A year later, mine memorials planned, but no action
Links at top: Read more: http://blogs.wvgazette.com/coaltattoo/CHARLESTON, W.Va. -- Memorial services are planned today from the Coal River Valley to the state Capitol to mark the one-year anniversary of the Upper Big Branch Mine Disaster.
Shortly after 3 p.m. on April 5, 2010, an explosion ripped through the Massey Energy operation near Montcoal in Raleigh County.
Twenty-nine miners died, making it the worst U.S. coal-mining disaster since 38 miners were killed on Dec. 30, 1970, at Finley Coal Co.'s No. 15 and No. 16 mines in Leslie County, Ky.
Multiple investigations -- including a broad-ranging criminal probe -- continue, while state lawmakers, Congress and other political leaders have declined to pass new safety protections for the nation's miners.
Nationwide, a total of 48 coal miners died on the job last year, the most in any year since 1992. In West Virginia, last year's 35 coal-mining deaths were the most since 1979.
"When the people's representatives are more concerned about fattening corporate profit margins than they are about keeping workers alive, they have crossed a dangerous line and we must hold them accountable," said Cecil Roberts, president of the United Mine Workers union.
To remember the miners, one ceremony is planned for 3 p.m. at the First Christian Church in Beckley, and a private memorial service for family members, political leaders and guests is set for 6 p.m. at Whitesville Elementary School. The 6 p.m. event will be broadcast on the Internet by the West Virginia University School of Journalism's Faces of the Mine project at http://www.facesofthemine.com/category/faces-of-the-mine/. A candlelight vigil is to follow.
Senate President Earl Ray Tomblin, acting as governor, has asked all West Virginians to observe a moment of silence starting at 3:01 p.m. Investigators believe the explosion occurred sometime between 3:01 and 30 seconds and 3:02 and 30 seconds. Tomblin has also asked all churches across the state to ring their bells 29 times starting at 3:01 p.m. He is also scheduled to lay a wreath at the coal miner statue at the Capitol at 10 a.m.
As then-Gov. Joe Manchin did following the mine explosion, Tomblin has declined to take up a package of mine safety reform measures recommended by independent investigator Davitt McAteer. In Washington, Republicans have managed so far to defeat mine safety legislation proposed by Democrats and backed by the Obama administration.
On Thursday and Friday, McAteer and Wheeling Jesuit University will host the university's fourth annual Mining Health and Safety Symposium.

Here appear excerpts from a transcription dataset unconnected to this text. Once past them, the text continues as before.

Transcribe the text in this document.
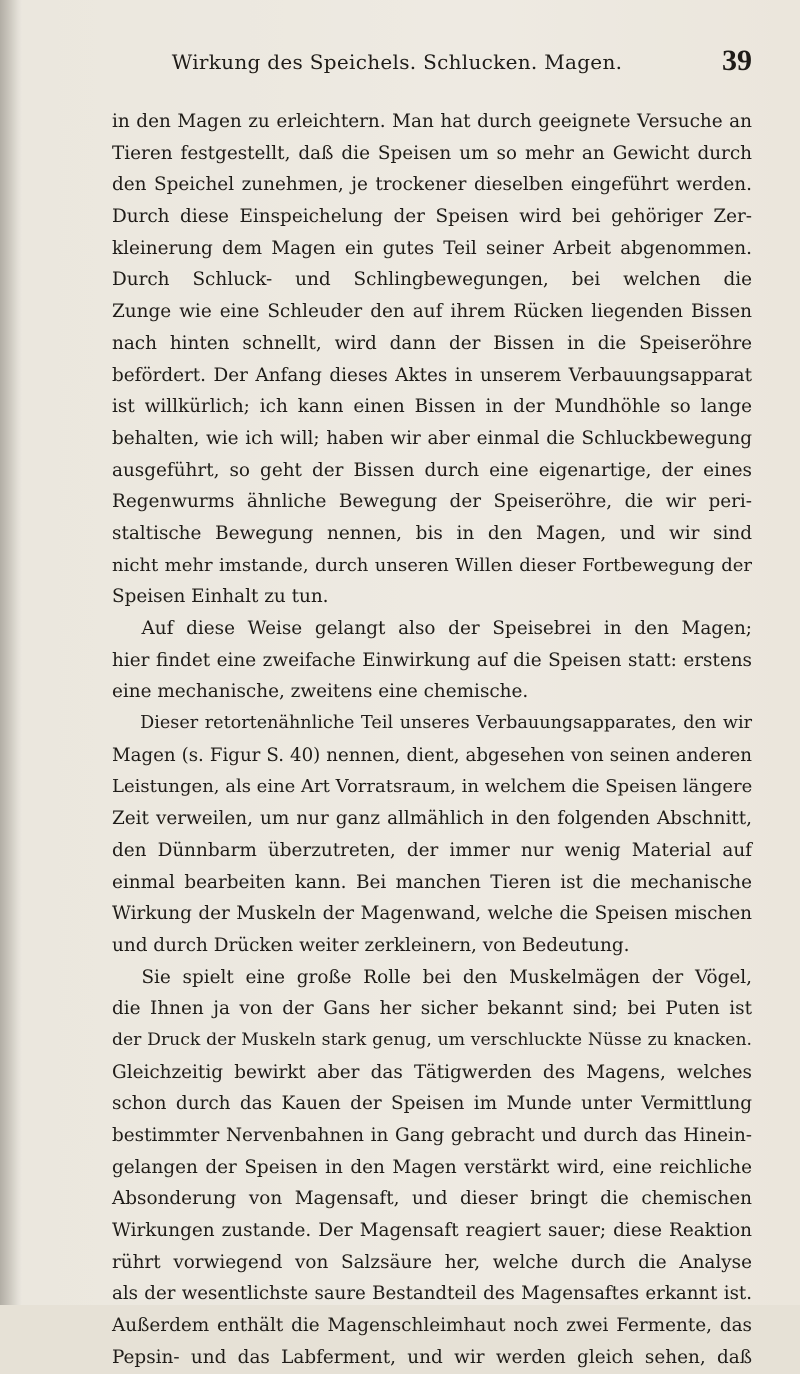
Wirkung des Speichels. Schlucken. Magen.	39
in den Magen zu erleichtern. Man hat durch geeignete Versuche an
Tieren festgestellt, daß die Speisen um so mehr an Gewicht durch
den Speichel zunehmen, je trockener dieselben eingeführt werden.
Durch diese Einspeichelung der Speisen wird bei gehöriger Zer-
kleinerung dem Magen ein gutes Teil seiner Arbeit abgenommen.
Durch Schluck- und Schlingbewegungen, bei welchen die
Zunge wie eine Schleuder den auf ihrem Rücken liegenden Bissen
nach hinten schnellt, wird dann der Bissen in die Speiseröhre
befördert. Der Anfang dieses Aktes in unserem Verbauungsapparat
ist willkürlich; ich kann einen Bissen in der Mundhöhle so lange
behalten, wie ich will; haben wir aber einmal die Schluckbewegung
ausgeführt, so geht der Bissen durch eine eigenartige, der eines
Regenwurms ähnliche Bewegung der Speiseröhre, die wir peri-
staltische Bewegung nennen, bis in den Magen, und wir sind
nicht mehr imstande, durch unseren Willen dieser Fortbewegung der
Speisen Einhalt zu tun.
Auf diese Weise gelangt also der Speisebrei in den Magen;
hier findet eine zweifache Einwirkung auf die Speisen statt: erstens
eine mechanische, zweitens eine chemische.
Dieser retortenähnliche Teil unseres Verbauungsapparates, den wir
Magen (s. Figur S. 40) nennen, dient, abgesehen von seinen anderen
Leistungen, als eine Art Vorratsraum, in welchem die Speisen längere
Zeit verweilen, um nur ganz allmählich in den folgenden Abschnitt,
den Dünnbarm überzutreten, der immer nur wenig Material auf
einmal bearbeiten kann. Bei manchen Tieren ist die mechanische
Wirkung der Muskeln der Magenwand, welche die Speisen mischen
und durch Drücken weiter zerkleinern, von Bedeutung.
Sie spielt eine große Rolle bei den Muskelmägen der Vögel,
die Ihnen ja von der Gans her sicher bekannt sind; bei Puten ist
der Druck der Muskeln stark genug, um verschluckte Nüsse zu knacken.
Gleichzeitig bewirkt aber das Tätigwerden des Magens, welches
schon durch das Kauen der Speisen im Munde unter Vermittlung
bestimmter Nervenbahnen in Gang gebracht und durch das Hinein-
gelangen der Speisen in den Magen verstärkt wird, eine reichliche
Absonderung von Magensaft, und dieser bringt die chemischen
Wirkungen zustande. Der Magensaft reagiert sauer; diese Reaktion
rührt vorwiegend von Salzsäure her, welche durch die Analyse
als der wesentlichste saure Bestandteil des Magensaftes erkannt ist.
Außerdem enthält die Magenschleimhaut noch zwei Fermente, das
Pepsin- und das Labferment, und wir werden gleich sehen, daß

The event at the Charleston Civic Center will feature a panel discussion by members of various government investigation teams looking into Upper Big Branch.
Investigators believe the explosion involved the ignition of a small amount of methane gas that was propelled into a huge blast by a buildup of highly explosive coal dust in the Upper Big Branch Mine.
So far, two people have been charged in the criminal probe of the disaster.
A one-time Massey worker has agreed to plead guilty after he was charged with faking his credentials when he performed required mine safety tests at the mine for nearly two years between January 2008 and August 2009. That man, Thomas Harrah of Seth, is scheduled for a plea hearing on April 13 in federal court in Beckley.
A Massey security director, Hughie Elbert Stover, has pleaded innocent to charges that he tried to destroy evidence and lied to investigators about the company's policy regarding warning underground workers about federal inspections. On Monday, U.S. District Judge Irene Berger agreed to delay Stover's trial from April 25 to July 18. Stover had asked for a delay until October or November.
Also Monday, Richmond, Va.-based Massey announced it would hold a moment of silence and conduct a "safety stand down" at all of its underground mines to mark the disaster anniversary.
"As the one-year anniversary of the Upper Big Branch mine explosion approaches, Massey Energy continues to extend our sincere condolences and heartfelt sympathies to those families and communities who lost loved ones in this tragic accident," Massey said in a statement. "The company remains fully committed to a thorough and comprehensive investigation that seeks to identify the primary causes of the explosion and provide answers to the UBB families and the communities we serve in Central Appalachia."